21 October 2019
Five questions with Dr Rachna Chowla, one of King’s Health Partners new Joint Directors of Clinical Strategy. Hear about how Rachna will lead on primary care collaborations to improve outcomes for local people.
Tell us about yourself
I am most definitely a GP at heart. I currently work at Albion St GP Practice in Rotherhithe and am also one of the clinical leads for Clinical Effectiveness Southwark. I have worked in Albion St Practice on and off for more than 10 years and during my time away from Practice I have done lots of different things – an MBA, worked in Milan for a big pharma company in Strategy and Marketing, a health-tech start-up in London, research for the Health Foundation on Innovation in healthcare, and work with The King’s Fund on Compassionate Leadership and Innovation. In between all this, I also developed my love for poetry. I’ve published a collection of my poems and am working (very slowly) on my second.
My journey with King's Health Partners in some ways started more than 20 years ago as I trained at King’s College London. Rather poignantly my admission letter to medical school, which my parents have still kept safe at home, was signed by Prof John Moxham, King’s Health Partners current Director of Value. My training took place across King's Health Partners and most of my hospital jobs have also been here, so the trusts and campuses all feel pleasantly familiar. In the last two years, through work at Clinical Effectiveness Southwark, I have worked with King's Health Partners supporting the Vital 5 programme and participated in the King's Health Partners annual conference by running workshops.

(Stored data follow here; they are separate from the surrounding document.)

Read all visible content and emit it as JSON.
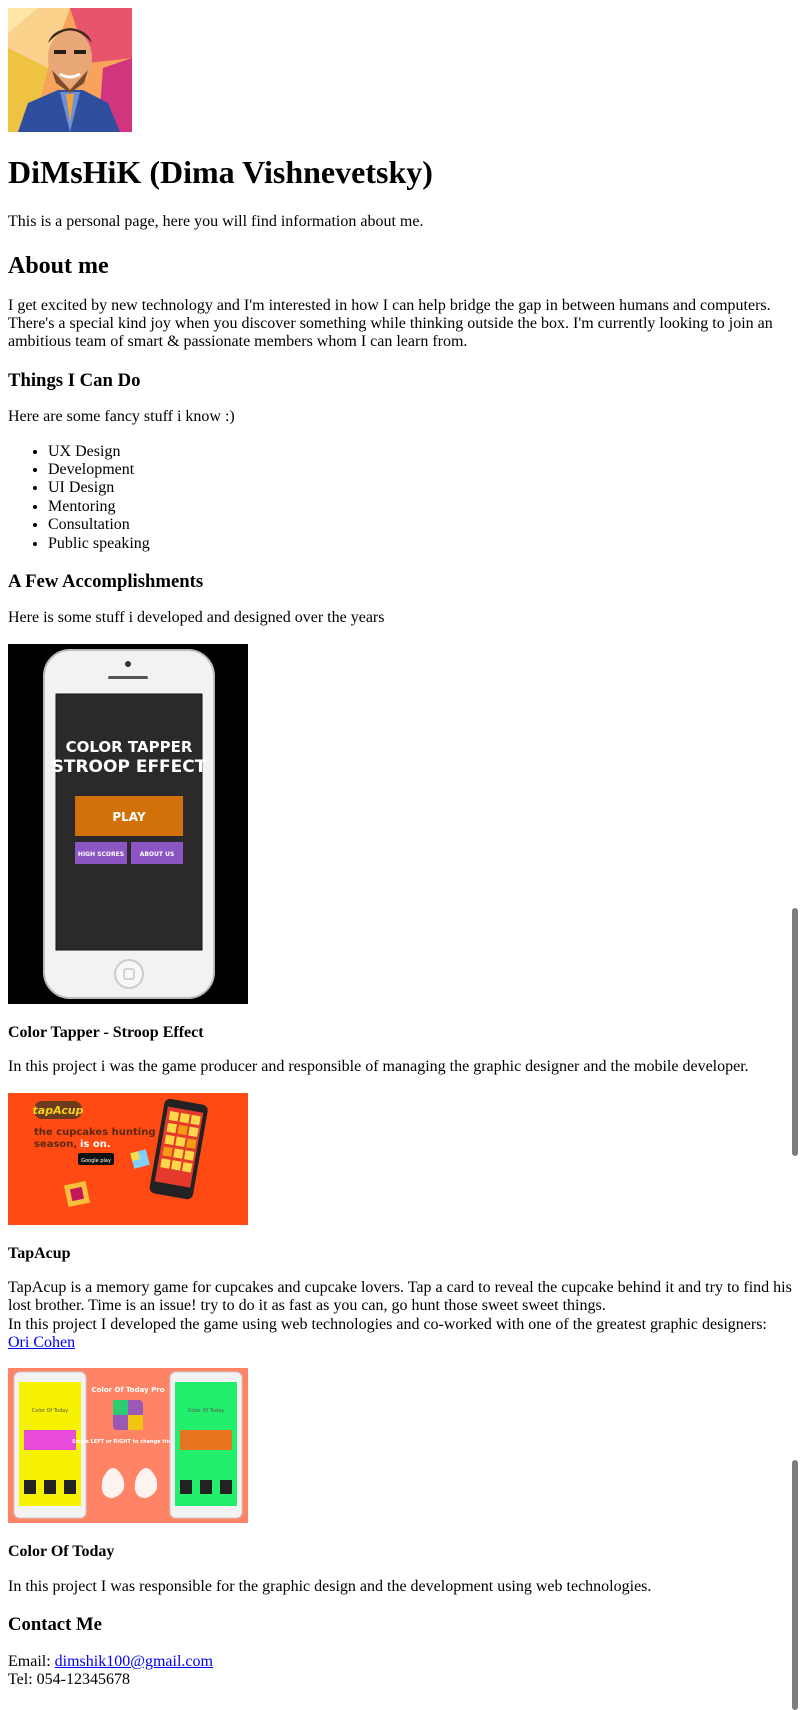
{
  "header": {
    "title": "DiMsHiK (Dima Vishnevetsky)",
    "intro": "This is a personal page, here you will find information about me."
  },
  "about": {
    "heading": "About me",
    "text": "I get excited by new technology and I'm interested in how I can help bridge the gap in between humans and computers. There's a special kind joy when you discover something while thinking outside the box. I'm currently looking to join an ambitious team of smart & passionate members whom I can learn from."
  },
  "skills": {
    "heading": "Things I Can Do",
    "intro": "Here are some fancy stuff i know :)",
    "items": [
      "UX Design",
      "Development",
      "UI Design",
      "Mentoring",
      "Consultation",
      "Public speaking"
    ]
  },
  "accomplishments": {
    "heading": "A Few Accomplishments",
    "intro": "Here is some stuff i developed and designed over the years",
    "projects": [
      {
        "title": "Color Tapper - Stroop Effect",
        "description": "In this project i was the game producer and responsible of managing the graphic designer and the mobile developer.",
        "image": {
          "line1": "COLOR TAPPER",
          "line2": "STROOP EFFECT",
          "play": "PLAY",
          "btn1": "HIGH SCORES",
          "btn2": "ABOUT US"
        }
      },
      {
        "title": "TapAcup",
        "description_line1": "TapAcup is a memory game for cupcakes and cupcake lovers. Tap a card to reveal the cupcake behind it and try to find his lost brother. Time is an issue! try to do it as fast as you can, go hunt those sweet sweet things.",
        "description_line2": "In this project I developed the game using web technologies and co-worked with one of the greatest graphic designers: ",
        "link_text": "Ori Cohen",
        "image": {
          "logo": "tapAcup",
          "tagline1": "the cupcakes hunting",
          "tagline2": "season,",
          "tagline3": "is on.",
          "store": "Google play"
        }
      },
      {
        "title": "Color Of Today",
        "description": "In this project I was responsible for the graphic design and the development using web technologies.",
        "image": {
          "title": "Color Of Today Pro",
          "hint": "Swipe LEFT or RIGHT to change the Day",
          "phone_label": "Color Of Today"
        }
      }
    ]
  },
  "contact": {
    "heading": "Contact Me",
    "email_label": "Email: ",
    "email": "dimshik100@gmail.com",
    "tel": "Tel: 054-12345678"
  },
  "colors": {
    "link": "#0000ee",
    "tapacup_bg": "#ff4a14",
    "colortoday_bg": "#ff8466",
    "tapper_button": "#d2700a",
    "tapper_sub": "#8b55c4"
  }
}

What does your new role with King’s Health Partners involve?
Working alongside the other Joint Directors of Clinical Strategy, Irem and Natasha, my role will be to understand how, as an Academic Health Sciences Centre, King's Health Partners can work with and support primary care. Whilst it feels that the potential scope for collaboration is huge, I am also cognizant of the current changes within primary care, for example, Primary Care Networks being set up and the merging of Clinical Commissioning Groups (CCGs) into one Sustainability and Transformation Partnership (STP) and how this can feel quite unsettling on the ground.
So right now we are in listening and understanding mode. Talking to lots of colleagues within the South East London primary care ecosystem. Beginning to understand from their perspective how things are, what their needs are, how these might change and what the synergies might be between us. One area of work will be to further explore how we could implement the Vital 5 within primary care. Responding to worsening health inequalities is a key national and local priority and I believe the Vital 5 programme can play an important role in meeting this challenge and improving outcomes for our local population.
I am also keen to meet colleagues within the trusts and University to learn how through this role we can build closer links between us all.
How do you think King’s Health Partners can make a difference in this area?
I think that tapping into the world-class research, education and clinical practice that takes place across the partnership will be key.
This model of joined-up partnership working, reaching out beyond just healthcare, could help to drive further collaboration and actively involve our system partners so that collectively, we can think about and do something about, major challenges such as health inequalities.
What are your top priorities in your first three-to-six months, and the longer-term?
Over the next few months, I will be meeting lots of people and listening with fascination (as Nancy Kline says) to understand things from their perspective and to understand more about joint opportunities.
I would like to learn from the experience of other organisations on how they have engaged with primary care. I would love to talk more with system thinkers like Guy’s and St Thomas’ Charity who are starting to focus on Urban Health, or the Health Foundation who have done so much to bring awareness of the Social Determinants of Health to the fore. As the conversations start, I am sure there will be lots more to learn and uncover. If you asked me in a year, the answer might be quite different to this!
In the longer term, I think it will be really interesting to see what impact we could bring about by being part of the system and what could happen to health inequalities if we all worked together and the Vital 5 were measured and acted upon for an entire population.
I’m also personally very interested in exploring topics like teaching innovation in healthcare for medical students, encouraging conversations on compassion cultivation and compassionate leadership, and bringing arts into my work. I love poetry and have shared poems with patients (sometimes my own) as I find they can be truly cathartic for both. I was delighted to see a recent poetry exhibit at South London and Maudsley and would love to explore how we can build on initiatives like that.
What is the best advice you’ve ever been given?
This must be from the compassionate leadership work I have been involved with. Taking the time to notice and listen to what is happening for people around us, taking the time to understand, and understand deeply enough to have an empathic response, which then leads to taking intelligent action to help. I think this should be applied to ourselves, as much as we would think about using it to help others.